You can see a pair of trousers he’s wearing in the publicity photo above. I ask him if that was just marketing, or if that really was the state of things.
“The paint on those clothes is real. I have a pair of trousers at home that are literally like stand-up trousers, they have so much paint on them they could actually stand up.”
He would work over the art on a table, but unlike a medieval scribe, he was not transferring the computation from one record to the block. “In some sense, I am paying attention to the characters, but I am not transcribing,” he says.
This focus on the software language is not just a homage to Nakamoto in the text. Gentili describes two other artists as “original blockchain artists” — On Karawa and Roman Opalka.
A painter, Karawa, having grown unsettled at some sculpture experiments in the 1960s, returned to painting and worked on issues with language, specifically working in code. The resulting paintings were later destroyed. But Gentili thinks they are important works in early attempts at finding a discourse between the signifying act of language use and identity.
Polish conceptual artist Roman Opalka worked for most of his later life on a project involving the semantics of numbers and identity called Opalka 1965 / 1 - ∞.
This project documented the numbers 1 to infinity, taking something abstract and intangible and through a process of ritual and focus turned them into something like a monument and an abstract calendar record of his life.
Gentili not only works with these same abstract and modernist concepts.
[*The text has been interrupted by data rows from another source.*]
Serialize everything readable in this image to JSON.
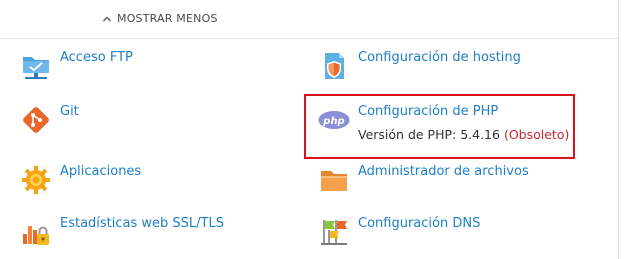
{
  "header": {
    "show_less_label": "MOSTRAR MENOS"
  },
  "items": {
    "ftp": {
      "label": "Acceso FTP",
      "icon": "ftp-folder-icon"
    },
    "hosting": {
      "label": "Configuración de hosting",
      "icon": "hosting-settings-icon"
    },
    "git": {
      "label": "Git",
      "icon": "git-icon"
    },
    "php": {
      "label": "Configuración de PHP",
      "icon": "php-icon",
      "version_prefix": "Versión de PHP: 5.4.16",
      "version_status": "(Obsoleto)"
    },
    "apps": {
      "label": "Aplicaciones",
      "icon": "gear-icon"
    },
    "files": {
      "label": "Administrador de archivos",
      "icon": "folder-icon"
    },
    "ssl": {
      "label": "Estadísticas web SSL/TLS",
      "icon": "stats-lock-icon"
    },
    "dns": {
      "label": "Configuración DNS",
      "icon": "dns-flags-icon"
    }
  },
  "colors": {
    "link": "#1e7ec8",
    "obsolete": "#c8272c",
    "highlight": "#d8151d"
  }
}
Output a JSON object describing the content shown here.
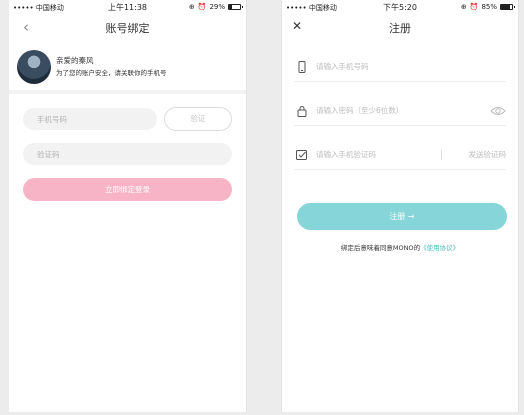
{
  "left": {
    "status": {
      "carrier": "••••• 中国移动",
      "time": "上午11:38",
      "battery": "29%",
      "battery_level": 0.29
    },
    "title": "账号绑定",
    "back_icon": "chevron-left-icon",
    "profile": {
      "name": "亲爱的秦风",
      "desc": "为了您的账户安全，请关联你的手机号"
    },
    "phone_placeholder": "手机号码",
    "verify_label": "验证",
    "code_placeholder": "验证码",
    "bind_label": "立即绑定登录",
    "colors": {
      "bind_button": "#f7b4c7"
    }
  },
  "right": {
    "status": {
      "carrier": "••••• 中国移动",
      "time": "下午5:20",
      "battery": "85%",
      "battery_level": 0.85
    },
    "title": "注册",
    "close_icon": "close-icon",
    "phone_placeholder": "请输入手机号码",
    "password_placeholder": "请输入密码（至少6位数）",
    "sms_placeholder": "请输入手机验证码",
    "send_code_label": "发送验证码",
    "register_label": "注册 →",
    "agree_prefix": "绑定后意味着同意MONO的",
    "agree_link": "《使用协议》",
    "colors": {
      "register_button": "#86d5d8",
      "link": "#4fb7bd"
    }
  }
}
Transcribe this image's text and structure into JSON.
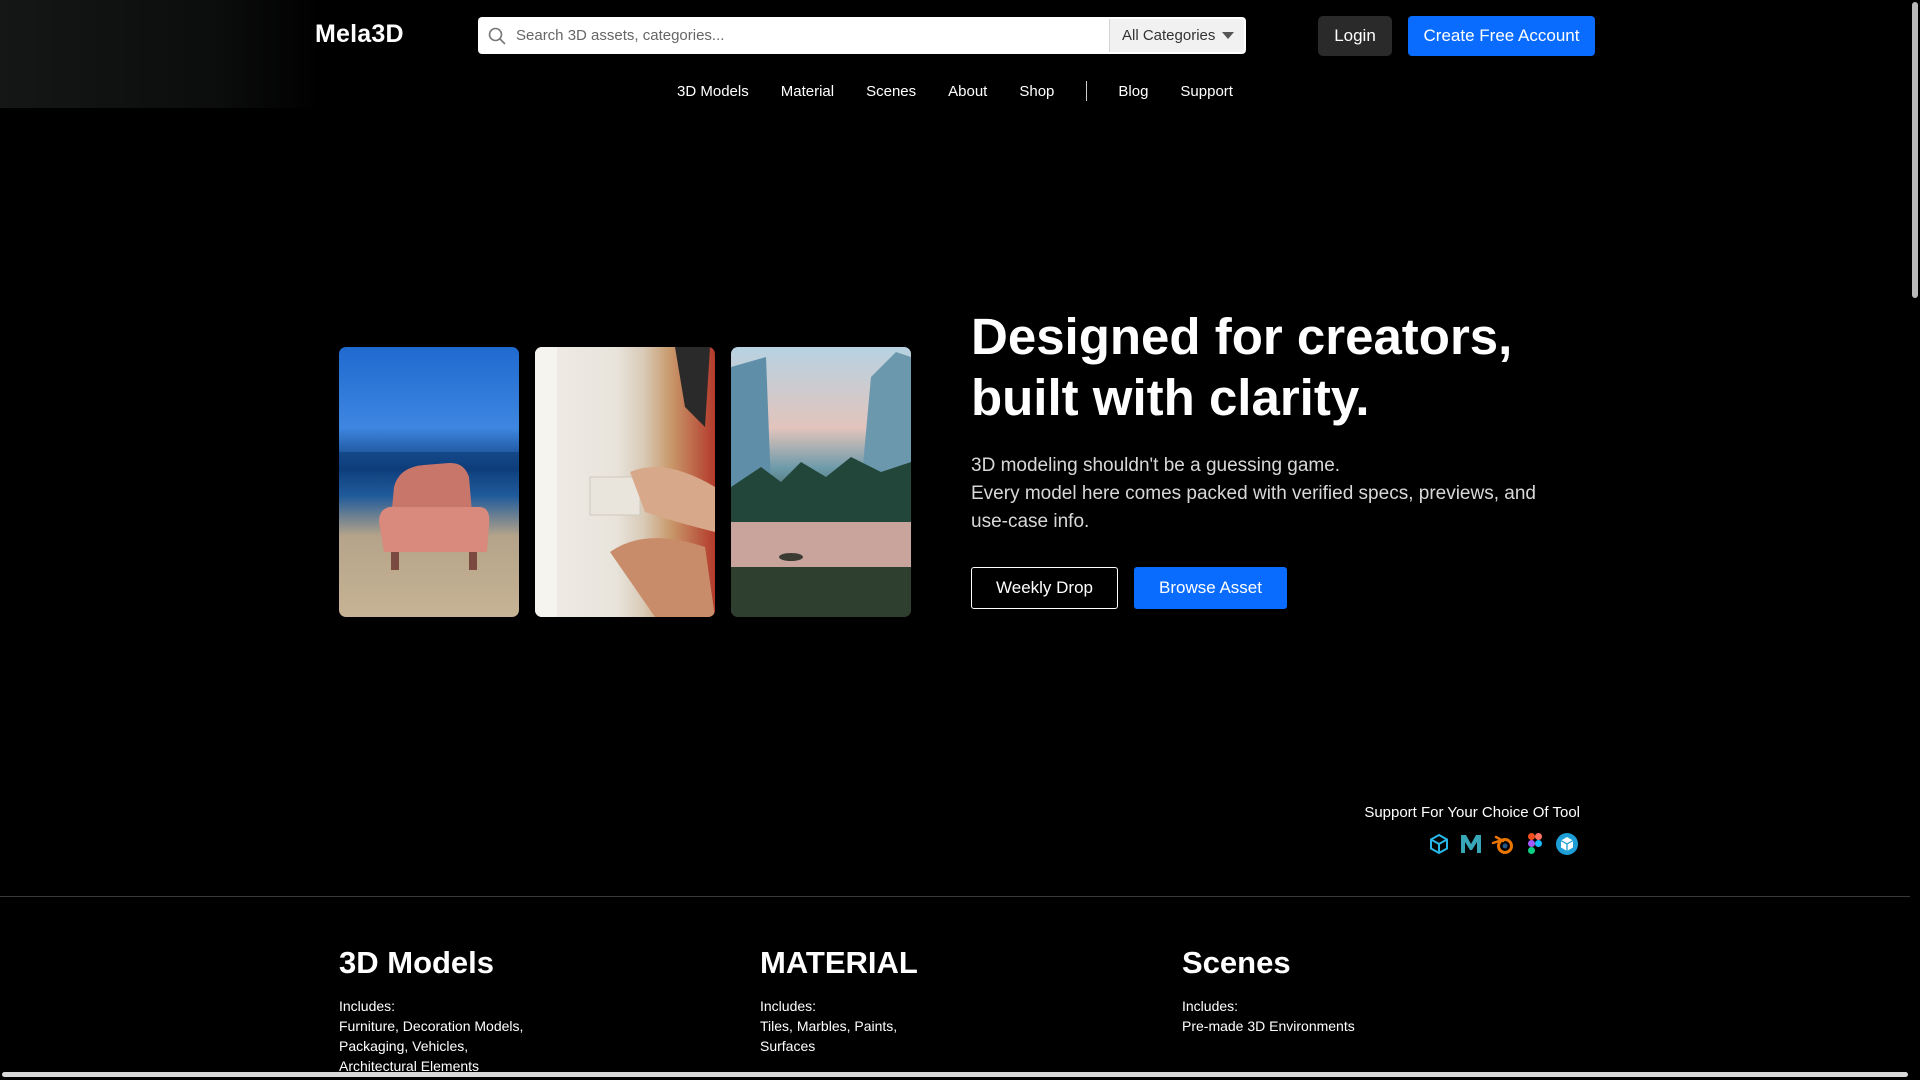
{
  "header": {
    "logo": "Mela3D",
    "search": {
      "placeholder": "Search 3D assets, categories..."
    },
    "category_select": {
      "value": "All Categories"
    },
    "login_label": "Login",
    "create_account_label": "Create Free Account"
  },
  "nav": {
    "items": [
      "3D Models",
      "Material",
      "Scenes",
      "About",
      "Shop",
      "Blog",
      "Support"
    ]
  },
  "hero": {
    "title_line1": "Designed for creators,",
    "title_line2": "built with clarity.",
    "subtitle_line1": "3D modeling shouldn't be a guessing game.",
    "subtitle_line2": "Every model here comes packed with verified specs, previews, and use-case info.",
    "weekly_drop_label": "Weekly Drop",
    "browse_asset_label": "Browse Asset",
    "images": [
      "armchair-on-beach",
      "hand-on-wall-panel",
      "mountain-lake-landscape"
    ]
  },
  "tools": {
    "label": "Support For Your Choice Of Tool",
    "icons": [
      "sketchup-icon",
      "maya-icon",
      "blender-icon",
      "figma-icon",
      "3dsmax-icon"
    ]
  },
  "categories": [
    {
      "title": "3D Models",
      "includes": "Includes:",
      "list": "Furniture, Decoration Models,\nPackaging, Vehicles,\nArchitectural Elements"
    },
    {
      "title": "MATERIAL",
      "includes": "Includes:",
      "list": "Tiles, Marbles, Paints,\nSurfaces"
    },
    {
      "title": "Scenes",
      "includes": "Includes:",
      "list": "Pre-made 3D Environments"
    }
  ],
  "colors": {
    "accent": "#0a6cff",
    "background": "#000000"
  }
}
He works also using an idea common to the art of primitive people, the Ancient Egyptians, and the Greeks — that the art object is not just an objectively beautiful depiction of reality or an idea, but that it is an actual totem that enables some mastery over reality.
Just as language can be said to hold magical properties through the act of naming or describing, the work of mathematical logic and the translation of code into machine operation through binary instruction creates the “magic” of entelechy.
In other words, software testing and engineering takes something that has potential and makes it actual.
Done right, it can create some kind of human change.
In the art of primitive people, we see the paintings at Lascaux. To contemporary and modern explorers of archaeology, the discovery of these caves in France was a fascinating realisation of how people used art to tell stories or document truths. The belief was that by marking down the shapes of the animals they saw, the hunter-tribespeople then claimed some kind of magical power of them. The creatures were endowed with the good fortune that they hoped would befall them by hunting them.

The Egyptians were like this, too. They painted and sculpted art for kings that depicted all the servants and the luxuries of life, so that their journey through the afterlife would be safe and would offer them everything they might desire.
It wasn’t about the depiction of the art object, or making it exactly like reality. It was simply the process of putting together the art itself to cast the magical spell.
When you look at any of the NFTs that Gentili has put together to go with each of these blocks, you will notice that they are geo-coordinated, meaning that during the times between sunrise and sunset, the NFT “turns on,” displaying its art to whomever might pass through during those hours.
Here Gentili has done something subtle, but it’s something that I think will mark the creation of future NFTs that unlock our connection to the metaverse. He shows that even something as abstract as digital art — even something as intangible — is as conspicuous and in sync with our time in our reality.
It is part us and part art. It is an object that connects us to a wider universe of potential in the web and across the networks of social and technological revolution.